Sirolimus and Auranofin in Treating Patients With Advanced or Recurrent Non-Small Cell Lung Cancer or Small Cell Lung Cancer
This phase I / II trial studies the side effects and best dose of auranofin when given together with sirolimus and to see how well it works in treating patients with lung cancer that has spread or other places in the body and cannot be cured or controlled by treatment or has come back after a period of time during which the cancer could not be detected.

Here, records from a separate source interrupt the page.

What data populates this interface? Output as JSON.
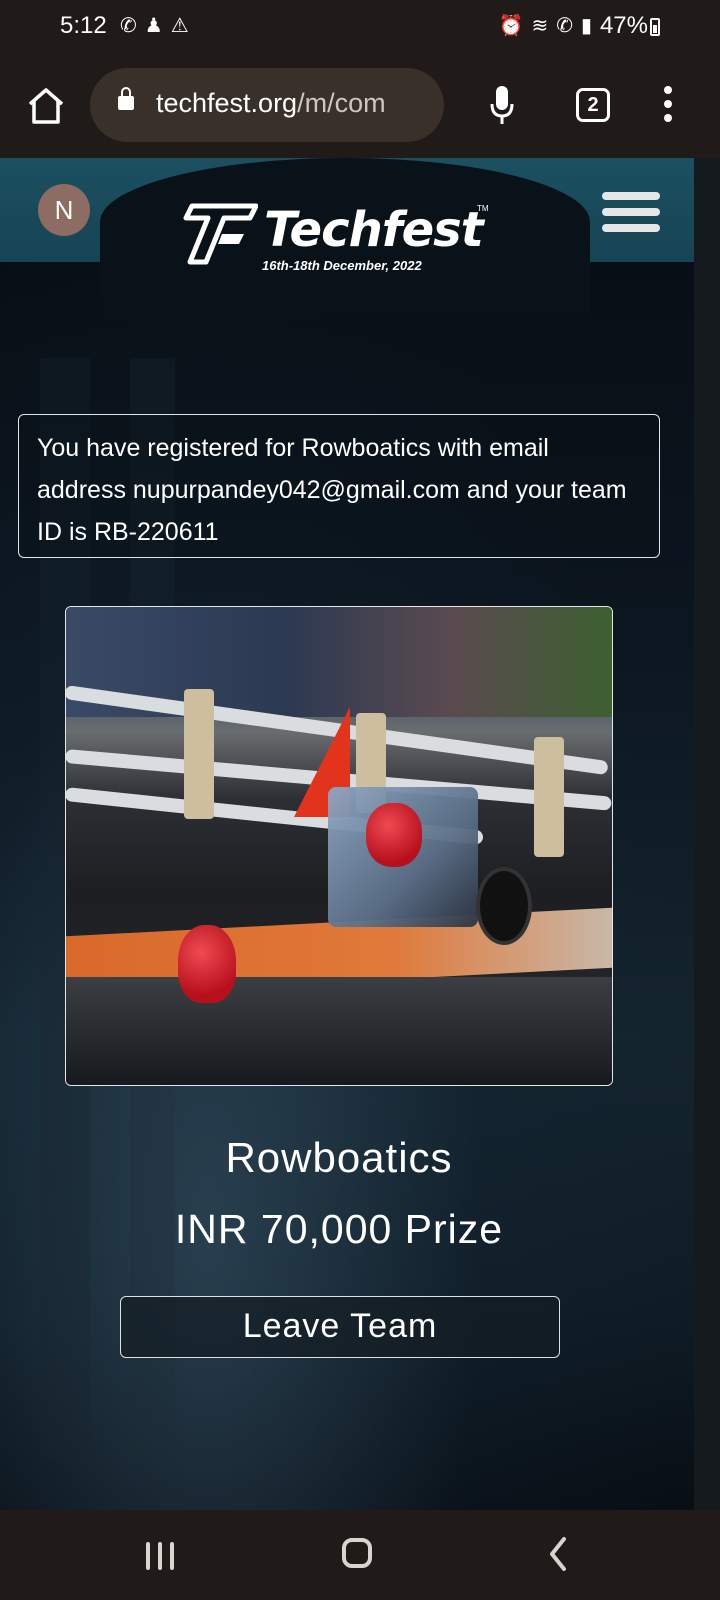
{
  "status_bar": {
    "time": "5:12",
    "left_icons": [
      "whatsapp-icon",
      "notification-icon",
      "warning-icon"
    ],
    "right_icons": [
      "alarm-icon",
      "wifi-icon",
      "wifi-calling-icon",
      "signal-icon"
    ],
    "battery": "47%"
  },
  "browser": {
    "url_host": "techfest.org",
    "url_path": "/m/com",
    "tab_count": "2"
  },
  "header": {
    "avatar_initial": "N",
    "logo_text": "Techfest",
    "logo_tm": "TM",
    "logo_date": "16th-18th December, 2022"
  },
  "notice": {
    "text": "You have registered for Rowboatics with email address nupurpandey042@gmail.com and your team ID is RB-220611"
  },
  "event": {
    "title": "Rowboatics",
    "prize": "INR 70,000 Prize",
    "leave_label": "Leave Team"
  },
  "colors": {
    "system_bar": "#201b18",
    "header_teal": "#1b5060",
    "page_dark": "#0b131b",
    "avatar": "#8d6d63"
  }
}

Auranofin and sirolimus may stop or slow the growth of lung cancer.
- Histologic or cytologic confirmation of lung cancer (squamous, ras-mutated adenocarcinoma or small cell lung cancer)

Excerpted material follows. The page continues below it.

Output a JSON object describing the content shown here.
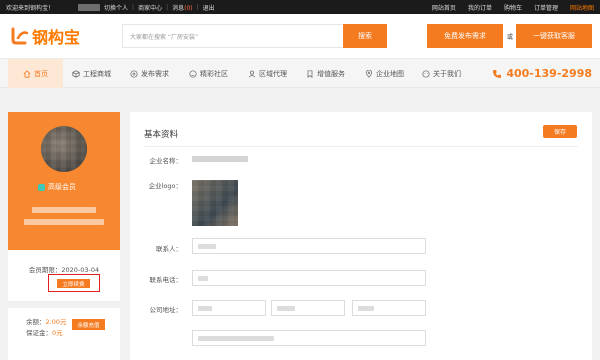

- Patients must have received at least one course of chemotherapy consisting of a platinum doublet and must have no acceptable standard treatment options
- Prior radiation therapy is permitted as long as: * Recovered from the toxic effects of radiation treatment before study entry, except for alopecia
- Absolute neutrophil count (ANC) >= 1500 uL
- Platelets (PLT) >= 100,000 uL
- Hemoglobin (Hgb) >= 9 g/dL
- Total bilirubin =< 1.5 x upper limit of normal (ULN) or direct bilirubin =< ULN
- Serum glutamic oxaloacetic transaminase (SGOT) (aspartate aminotransferase [AST]) and serum glutamic pyruvic transaminase (SGPT) (alanine aminotransferase [ALT]) =< 3 x ULN or SGOT (AST) and SGPT (ALT) =< 5 x ULN is acceptable if liver has tumor involvement
- Eastern Cooperative Oncology Group (ECOG) performance status (PS) 0, 1, 2
- Negative serum pregnancy test done =< 7 days prior to registration, for women of childbearing potential only
- Ability to provide informed consent
- Life expectancy >= 12 weeks
- Willing to return to Mayo Clinic enrolling institution for follow-up
- Willing to provide tissue samples for correlative research purposes
- Any of the following: * Pregnant women * Nursing women * Men or women of childbearing potential who are unwilling to employ adequate contraception
- Symptomatic, untreated, or uncontrolled central nervous system (CNS) metastases or seizure disorder; NOTE: patients with treated CNS metastases without evidence of progression and without uncontrolled symptoms or need for steroids may enroll
- Human immunodeficiency virus (HIV)-positive patients receiving combination anti-retroviral therapy are excluded
- Unwilling or unable to, comply with the protocol
- Any of the following prior therapies: * Radiation to >= 25% of bone marrow * Major surgery (i.e., laparotomy), open biopsy, or significant traumatic injury =< 4 weeks prior to registration; minor surgery =< 2 weeks prior to registration; insertion of a vascular access device is not considered major or minor surgery in this regard
- Any of the following concurrent severe and/or uncontrolled medical conditions: * Hypertension, labile hypertension, or history of poor compliance with antihypertensive medication * Angina pectoris * History of congestive heart failure =< 3 months, unless ejection fraction > 40% * Myocardial infarction =< 6 months prior to registration * Cardiac arrhythmia * Poorly controlled diabetes * Interstitial pneumonia or extensive and symptomatic interstitial fibrosis of the lung * Active or recent history of hemoptysis; if hemoptysis has resolved with measures such as palliative radiation therapy (e.g. 3000 cGy over 10 fractions), arteriographic embolization or endobronchial interventions (e.g. photodynamic therapy, brachytherapy), etc. for > 14 days, patients may be considered for participation in this study * >= Grade 2 hypertriglyceridemia * >= Grade 2 hypercholesterolemia * Any illness that in the opinion of the investigator would compromise the ability of the patient to participate safely in the clinical trial
- Use of St. John’s Wort because of its effects on hepatic drug metabolism
- Other active malignancy: EXCEPTIONS: Non-melanoma skin cancer, localized prostate cancer, or carcinoma-in-situ of the cervix; NOTE: If there is a history or prior malignancy, patient must not be receiving other cytotoxic or molecularly targeted therapeutics treatment for their cancer; patients receiving certain hormonal manipulations as part of their treatment may be allowed to continue at the discretion of the Principal Investigator (PI) (e.g. luteinizing hormone-releasing hormone [LHRH] analogs for prostate cancer)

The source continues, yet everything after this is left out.